Nearly 38% of the U.S. population has been affected by a third-party, HIPAA-related breach in the past 13 months.

Some colleagues think I’m eccentric for enjoying browsing through the data on the U.S. Department of Health and Human Services Office for Civil Rights (OCR) Breach Portal. However strange this may seem, I find that others’ challenges present opportunities for improvement through analysis.

When you think of the OCR, many of you have an impending sense of dread. But I’d recommend that instead of thinking of the OCR as an enforcement agency, think of it as a treasure trove of data that you can leverage for your own benefit. The OCR’s Breach Portal, or so-called “Wall of Shame,” is full of insightful data.

screenshot of U.S. Department of Health and Human Services Office for Civil Rights breach portal — *U.S. Department of Health and Human Services Office for Civil Rights breach portal or “wall of shame.”*

The Breach Portal allows anyone to gain insights into the prevalence of HIPAA-related breaches and their general causes.
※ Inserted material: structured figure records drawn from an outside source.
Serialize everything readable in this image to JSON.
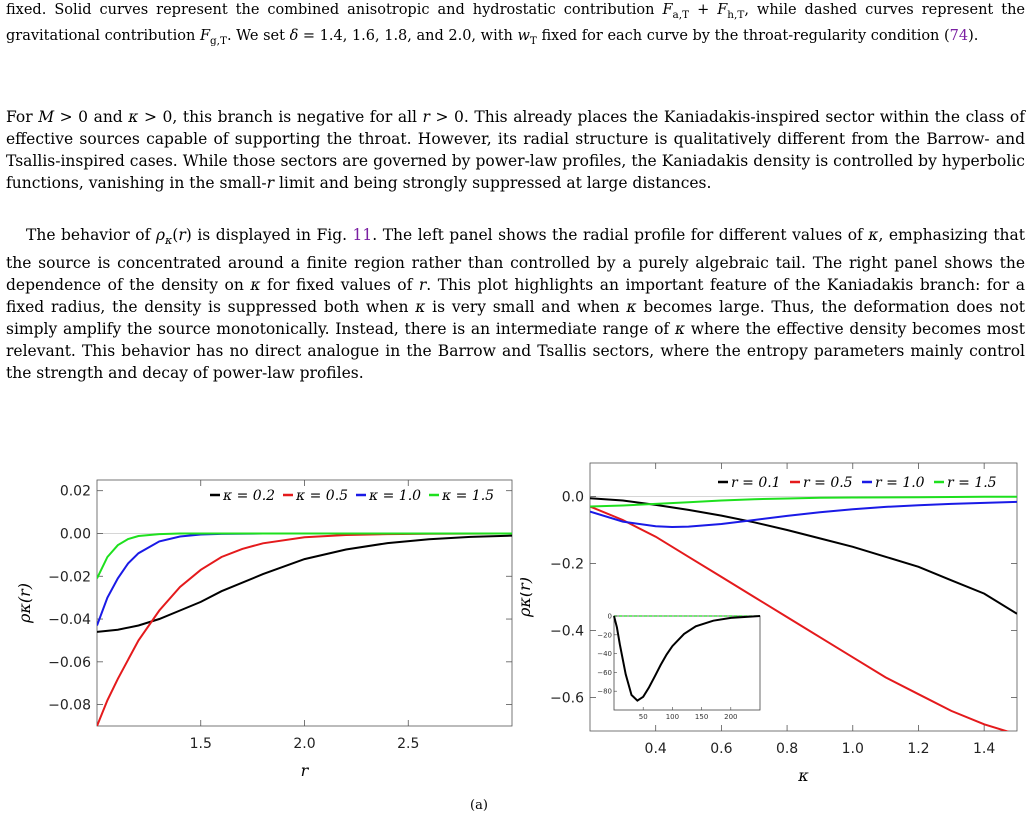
{
  "page": {
    "caption_tail": [
      {
        "t": "fixed. Solid curves represent the combined anisotropic and hydrostatic contribution "
      },
      {
        "t": "F",
        "i": true
      },
      {
        "t": "a,T",
        "sub": true
      },
      {
        "t": " + "
      },
      {
        "t": "F",
        "i": true
      },
      {
        "t": "h,T",
        "sub": true
      },
      {
        "t": ", while dashed curves represent the gravitational contribution "
      },
      {
        "t": "F",
        "i": true
      },
      {
        "t": "g,T",
        "sub": true
      },
      {
        "t": ". We set "
      },
      {
        "t": "δ",
        "i": true
      },
      {
        "t": " = 1.4, 1.6, 1.8, and 2.0, with "
      },
      {
        "t": "w",
        "i": true
      },
      {
        "t": "T",
        "sub": true
      },
      {
        "t": " fixed for each curve by the throat-regularity condition ("
      },
      {
        "t": "74",
        "cite": true
      },
      {
        "t": ")."
      }
    ],
    "paragraph1": [
      {
        "t": "For "
      },
      {
        "t": "M",
        "i": true
      },
      {
        "t": " > 0 and "
      },
      {
        "t": "κ",
        "i": true
      },
      {
        "t": " > 0, this branch is negative for all "
      },
      {
        "t": "r",
        "i": true
      },
      {
        "t": " > 0. This already places the Kaniadakis-inspired sector within the class of effective sources capable of supporting the throat. However, its radial structure is qualitatively different from the Barrow- and Tsallis-inspired cases. While those sectors are governed by power-law profiles, the Kaniadakis density is controlled by hyperbolic functions, vanishing in the small-"
      },
      {
        "t": "r",
        "i": true
      },
      {
        "t": " limit and being strongly suppressed at large distances."
      }
    ],
    "paragraph2": [
      {
        "t": "The behavior of "
      },
      {
        "t": "ρ",
        "i": true
      },
      {
        "t": "κ",
        "sub": true,
        "i": true
      },
      {
        "t": "("
      },
      {
        "t": "r",
        "i": true
      },
      {
        "t": ") is displayed in Fig. "
      },
      {
        "t": "11",
        "cite": true
      },
      {
        "t": ". The left panel shows the radial profile for different values of "
      },
      {
        "t": "κ",
        "i": true
      },
      {
        "t": ", emphasizing that the source is concentrated around a finite region rather than controlled by a purely algebraic tail. The right panel shows the dependence of the density on "
      },
      {
        "t": "κ",
        "i": true
      },
      {
        "t": " for fixed values of "
      },
      {
        "t": "r",
        "i": true
      },
      {
        "t": ". This plot highlights an important feature of the Kaniadakis branch: for a fixed radius, the density is suppressed both when "
      },
      {
        "t": "κ",
        "i": true
      },
      {
        "t": " is very small and when "
      },
      {
        "t": "κ",
        "i": true
      },
      {
        "t": " becomes large. Thus, the deformation does not simply amplify the source monotonically. Instead, there is an intermediate range of "
      },
      {
        "t": "κ",
        "i": true
      },
      {
        "t": " where the effective density becomes most relevant. This behavior has no direct analogue in the Barrow and Tsallis sectors, where the entropy parameters mainly control the strength and decay of power-law profiles."
      }
    ],
    "caption_fragment": "(a)"
  },
  "chart_data": [
    {
      "type": "line",
      "xlabel": "r",
      "ylabel": "ρκ(r)",
      "xlim": [
        1.0,
        3.0
      ],
      "ylim": [
        -0.09,
        0.025
      ],
      "xticks": [
        1.5,
        2.0,
        2.5
      ],
      "yticks": [
        0.02,
        0.0,
        -0.02,
        -0.04,
        -0.06,
        -0.08
      ],
      "legend": "top-right",
      "series": [
        {
          "name": "κ = 0.2",
          "color": "#000000",
          "x": [
            1.0,
            1.1,
            1.2,
            1.3,
            1.4,
            1.5,
            1.6,
            1.8,
            2.0,
            2.2,
            2.4,
            2.6,
            2.8,
            3.0
          ],
          "y": [
            -0.046,
            -0.045,
            -0.043,
            -0.04,
            -0.036,
            -0.032,
            -0.027,
            -0.019,
            -0.012,
            -0.0075,
            -0.0045,
            -0.0027,
            -0.0016,
            -0.001
          ]
        },
        {
          "name": "κ = 0.5",
          "color": "#e41a1c",
          "x": [
            1.0,
            1.05,
            1.1,
            1.2,
            1.3,
            1.4,
            1.5,
            1.6,
            1.7,
            1.8,
            2.0,
            2.2,
            2.4,
            2.6,
            3.0
          ],
          "y": [
            -0.09,
            -0.078,
            -0.068,
            -0.05,
            -0.036,
            -0.025,
            -0.017,
            -0.011,
            -0.0072,
            -0.0046,
            -0.0018,
            -0.0007,
            -0.0003,
            -0.0001,
            0.0
          ]
        },
        {
          "name": "κ = 1.0",
          "color": "#1a1ae6",
          "x": [
            1.0,
            1.05,
            1.1,
            1.15,
            1.2,
            1.3,
            1.4,
            1.5,
            1.6,
            1.8,
            2.0,
            3.0
          ],
          "y": [
            -0.043,
            -0.03,
            -0.021,
            -0.014,
            -0.0092,
            -0.0037,
            -0.0014,
            -0.0005,
            -0.0002,
            0.0,
            0.0,
            0.0
          ]
        },
        {
          "name": "κ = 1.5",
          "color": "#1ee01e",
          "x": [
            1.0,
            1.05,
            1.1,
            1.15,
            1.2,
            1.3,
            1.4,
            1.6,
            3.0
          ],
          "y": [
            -0.021,
            -0.011,
            -0.0055,
            -0.0026,
            -0.0012,
            -0.0003,
            0.0,
            0.0,
            0.0
          ]
        }
      ]
    },
    {
      "type": "line",
      "xlabel": "κ",
      "ylabel": "ρκ(r)",
      "xlim": [
        0.2,
        1.5
      ],
      "ylim": [
        -0.7,
        0.1
      ],
      "xticks": [
        0.4,
        0.6,
        0.8,
        1.0,
        1.2,
        1.4
      ],
      "yticks": [
        0.0,
        -0.2,
        -0.4,
        -0.6
      ],
      "legend": "top-right",
      "series": [
        {
          "name": "r = 0.1",
          "color": "#000000",
          "x": [
            0.2,
            0.3,
            0.4,
            0.5,
            0.6,
            0.7,
            0.8,
            0.9,
            1.0,
            1.1,
            1.2,
            1.3,
            1.4,
            1.5
          ],
          "y": [
            -0.005,
            -0.012,
            -0.025,
            -0.04,
            -0.057,
            -0.077,
            -0.1,
            -0.125,
            -0.15,
            -0.18,
            -0.21,
            -0.25,
            -0.29,
            -0.35
          ]
        },
        {
          "name": "r = 0.5",
          "color": "#e41a1c",
          "x": [
            0.2,
            0.3,
            0.4,
            0.5,
            0.6,
            0.7,
            0.8,
            0.9,
            1.0,
            1.1,
            1.2,
            1.3,
            1.4,
            1.5
          ],
          "y": [
            -0.03,
            -0.07,
            -0.12,
            -0.18,
            -0.24,
            -0.3,
            -0.36,
            -0.42,
            -0.48,
            -0.54,
            -0.59,
            -0.64,
            -0.68,
            -0.71
          ]
        },
        {
          "name": "r = 1.0",
          "color": "#1a1ae6",
          "x": [
            0.2,
            0.3,
            0.4,
            0.45,
            0.5,
            0.6,
            0.7,
            0.8,
            0.9,
            1.0,
            1.1,
            1.2,
            1.3,
            1.4,
            1.5
          ],
          "y": [
            -0.045,
            -0.075,
            -0.089,
            -0.091,
            -0.09,
            -0.082,
            -0.07,
            -0.058,
            -0.047,
            -0.038,
            -0.031,
            -0.026,
            -0.022,
            -0.019,
            -0.016
          ]
        },
        {
          "name": "r = 1.5",
          "color": "#1ee01e",
          "x": [
            0.2,
            0.3,
            0.4,
            0.5,
            0.6,
            0.7,
            0.8,
            0.9,
            1.0,
            1.2,
            1.4,
            1.5
          ],
          "y": [
            -0.03,
            -0.027,
            -0.022,
            -0.017,
            -0.012,
            -0.008,
            -0.006,
            -0.004,
            -0.003,
            -0.002,
            -0.001,
            -0.001
          ]
        }
      ],
      "inset": {
        "xlim": [
          0,
          250
        ],
        "ylim": [
          -100,
          0
        ],
        "xticks": [
          50,
          100,
          150,
          200
        ],
        "yticks": [
          0,
          -20,
          -40,
          -60,
          -80
        ],
        "series": [
          {
            "color": "#000000",
            "x": [
              0,
              5,
              10,
              20,
              30,
              40,
              50,
              60,
              70,
              80,
              90,
              100,
              120,
              140,
              170,
              200,
              250
            ],
            "y": [
              0,
              -12,
              -30,
              -62,
              -84,
              -90,
              -86,
              -76,
              -64,
              -52,
              -41,
              -32,
              -19,
              -11,
              -5,
              -2,
              0
            ]
          }
        ]
      }
    }
  ]
}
In October 2023, the OCR analyzed its data for Cybersecurity Awareness Month. From that, we learned that since 2019, the OCR experienced a 239% increase in hacking breaches. But we also learned that ransomware-specific incidents shot up 278% during that same timeframe. Since that report, at least 48 additional ransomware attacks have occurred. Over 20% of those 48 involved a third party.

While exploring the OCR breach portal, I found some shocking statistics. As of February 25, 2025, 650 breach reports are currently under investigation. Notably, 32% of these reports from the past 13 months involved third parties, affecting over 128 million people. That’s nearly 38% of the U.S. population in just over a year.

We all know third parties can be a threat, but who knew that third parties were involved in data incidents on this scale? Clearly, mitigating the risk from third parties is more essential than ever. We must be vigilant and not just trust a SOC2 from a vendor. We have to dig deeper.

One example of the complexities that third-party risk poses in healthcare is merger and acquisition activity. Healthcare IT M&A continues to march forward due to private equity investment in that market. According to Capstone, healthcare IT transactions jumped 2.7% in 2024 to at least 265 transactions. How often are these newly acquired companies truly integrated into the trusted environment of their larger, more security-mature parent companies?

If you have a detailed assessment of a company on file and that company manages employee timekeeping or recognition program, the IT evaluation likely didn’t address their controls over sensitive patient data. But if that same company acquired another that provides deep patient AI analytics, a passing grade for the parent company doesn’t suffice.

It’s essential to assess third parties at the engagement level, not just at the company level. Failing to do so leaves a significant gap in your third-party assessment program—a gap large enough to land you a spot on the Wall of Shame for others to learn from.